The lists consists for example of the following :

list_titles = [tag, tag, tag]

Where each tag is described by the following structure:

list_titles[i] = <meta content="first title" name="title"/>

And I need to retrieve the titles of these tags. Therefore, I tried to the following:

content_list = []
for title in list_title:
    content = title['content']
    content_list.append(content)

And also tried the following:

for i, title in enumerate(list_title):
   test = list_title[i]
   content = test['content']

Both give the error 'NoneType' object is not subscriptable'. What is the correct way to get the content of each bs4 tag?

2

2 Answers

0
votes

You method is correct to the best of my knowledge, particularly the first one. As you can access attributes by treating the element as a dictionary.
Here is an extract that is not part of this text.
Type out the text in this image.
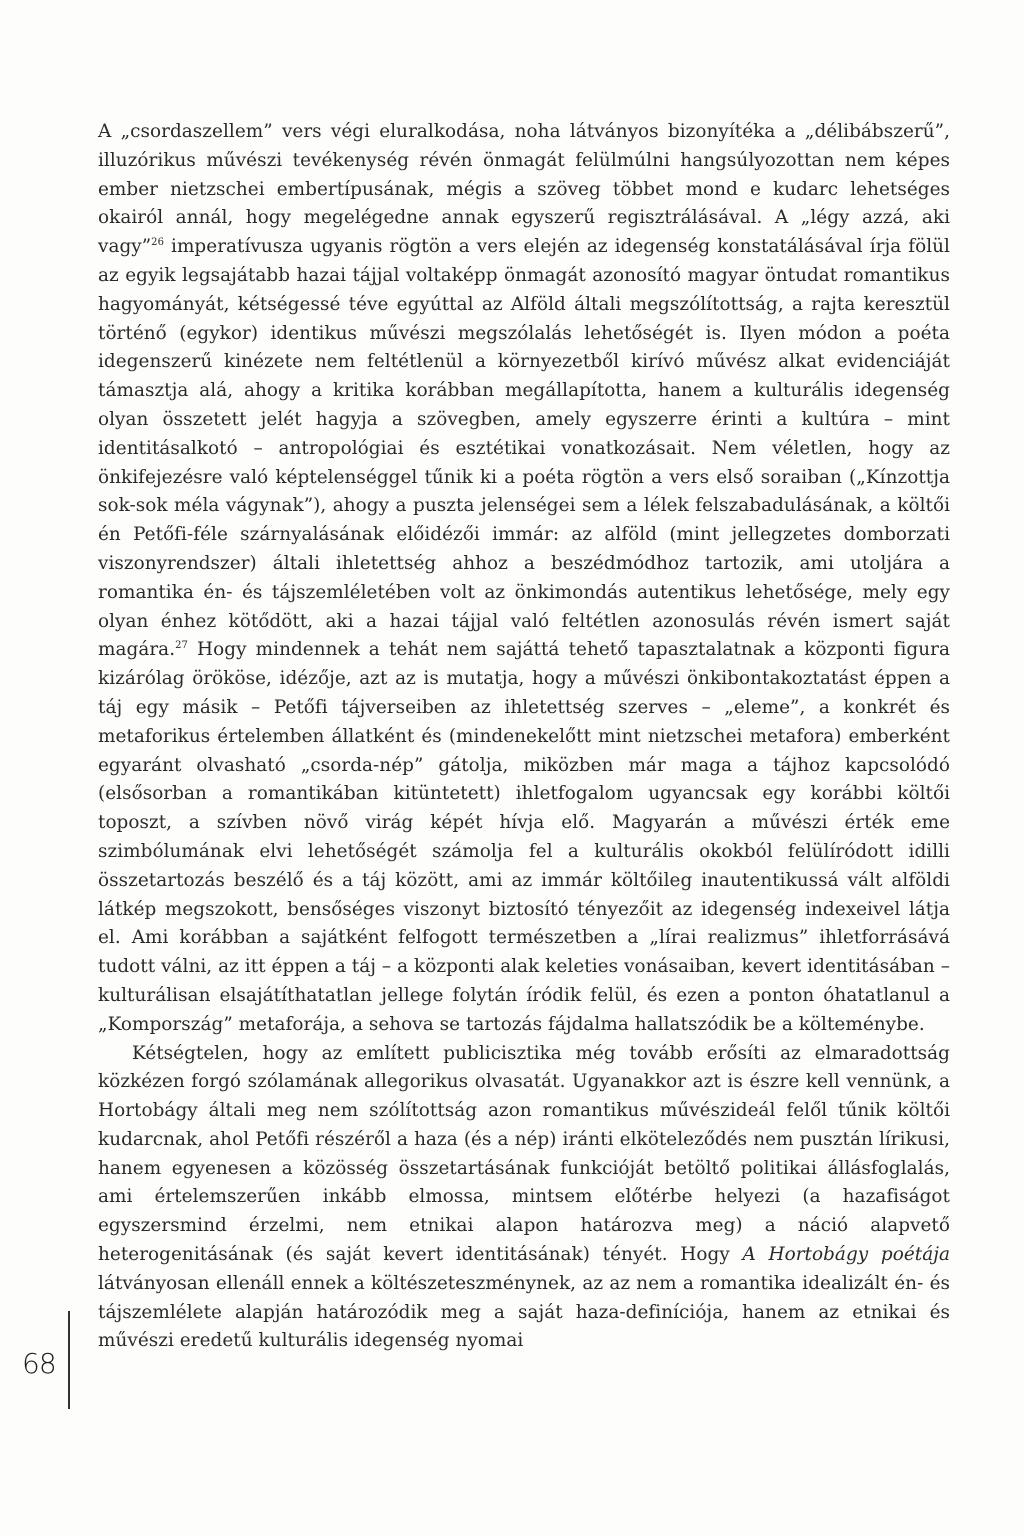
A „csordaszellem” vers végi eluralkodása, noha látványos bizonyítéka a „délibábszerű”, illuzórikus művészi tevékenység révén önmagát felülmúlni hangsúlyozottan nem képes ember nietzschei embertípusának, mégis a szöveg többet mond e kudarc lehetséges okairól annál, hogy megelégedne annak egyszerű regisztrálásával. A „légy azzá, aki vagy”$^{26}$ imperatívusza ugyanis rögtön a vers elején az idegenség konstatálásával írja fölül az egyik legsajátabb hazai tájjal voltaképp önmagát azonosító magyar öntudat romantikus hagyományát, kétségessé téve egyúttal az Alföld általi megszólítottság, a rajta keresztül történő (egykor) identikus művészi megszólalás lehetőségét is. Ilyen módon a poéta idegenszerű kinézete nem feltétlenül a környezetből kirívó művész alkat evidenciáját támasztja alá, ahogy a kritika korábban megállapította, hanem a kulturális idegenség olyan összetett jelét hagyja a szövegben, amely egyszerre érinti a kultúra – mint identitásalkotó – antropológiai és esztétikai vonatkozásait. Nem véletlen, hogy az önkifejezésre való képtelenséggel tűnik ki a poéta rögtön a vers első soraiban („Kínzottja sok-sok méla vágynak”), ahogy a puszta jelenségei sem a lélek felszabadulásának, a költői én Petőfi-féle szárnyalásának előidézői immár: az alföld (mint jellegzetes domborzati viszonyrendszer) általi ihletettség ahhoz a beszédmódhoz tartozik, ami utoljára a romantika én- és tájszemléletében volt az önkimondás autentikus lehetősége, mely egy olyan énhez kötődött, aki a hazai tájjal való feltétlen azonosulás révén ismert saját magára.$^{27}$ Hogy mindennek a tehát nem sajáttá tehető tapasztalatnak a központi figura kizárólag örököse, idézője, azt az is mutatja, hogy a művészi önkibontakoztatást éppen a táj egy másik – Petőfi tájverseiben az ihletettség szerves – „eleme”, a konkrét és metaforikus értelemben állatként és (mindenekelőtt mint nietzschei metafora) emberként egyaránt olvasható „csorda-nép” gátolja, miközben már maga a tájhoz kapcsolódó (elsősorban a romantikában kitüntetett) ihletfogalom ugyancsak egy korábbi költői toposzt, a szívben növő virág képét hívja elő. Magyarán a művészi érték eme szimbólumának elvi lehetőségét számolja fel a kulturális okokból felülíródott idilli összetartozás beszélő és a táj között, ami az immár költőileg inautentikussá vált alföldi látkép megszokott, bensőséges viszonyt biztosító tényezőit az idegenség indexeivel látja el. Ami korábban a sajátként felfogott természetben a „lírai realizmus” ihletforrásává tudott válni, az itt éppen a táj – a központi alak keleties vonásaiban, kevert identitásában – kulturálisan elsajátíthatatlan jellege folytán íródik felül, és ezen a ponton óhatatlanul a „Kompország” metaforája, a sehova se tartozás fájdalma hallatszódik be a költeménybe.

Kétségtelen, hogy az említett publicisztika még tovább erősíti az elmaradottság közkézen forgó szólamának allegorikus olvasatát. Ugyanakkor azt is észre kell vennünk, a Hortobágy általi meg nem szólítottság azon romantikus művészideál felől tűnik költői kudarcnak, ahol Petőfi részéről a haza (és a nép) iránti elköteleződés nem pusztán lírikusi, hanem egyenesen a közösség összetartásának funkcióját betöltő politikai állásfoglalás, ami értelemszerűen inkább elmossa, mintsem előtérbe helyezi (a hazafiságot egyszersmind érzelmi, nem etnikai alapon határozva meg) a náció alapvető heterogenitásának (és saját kevert identitásának) tényét. Hogy A Hortobágy poétája látványosan ellenáll ennek a költészeteszménynek, az az nem a romantika idealizált én- és tájszemlélete alapján határozódik meg a saját haza-definíciója, hanem az etnikai és művészi eredetű kulturális idegenség nyomai

68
The issue most likely is that the element you are trying to retrieve does not exist or you are not using the right selectors.

0
votes

The content attribute is available on each meta by using the following syntax:

print(tag['content'])

Consider the following example snippet:

from bs4 import BeautifulSoup

html = """
<meta content="first title" name="title 1"/>
<meta content="second title" name="title 2"/>
"""

soup = BeautifulSoup(html, 'html.parser')

for meta in soup.findAll('meta'):
    print(meta['content'])

This will print

first title
second title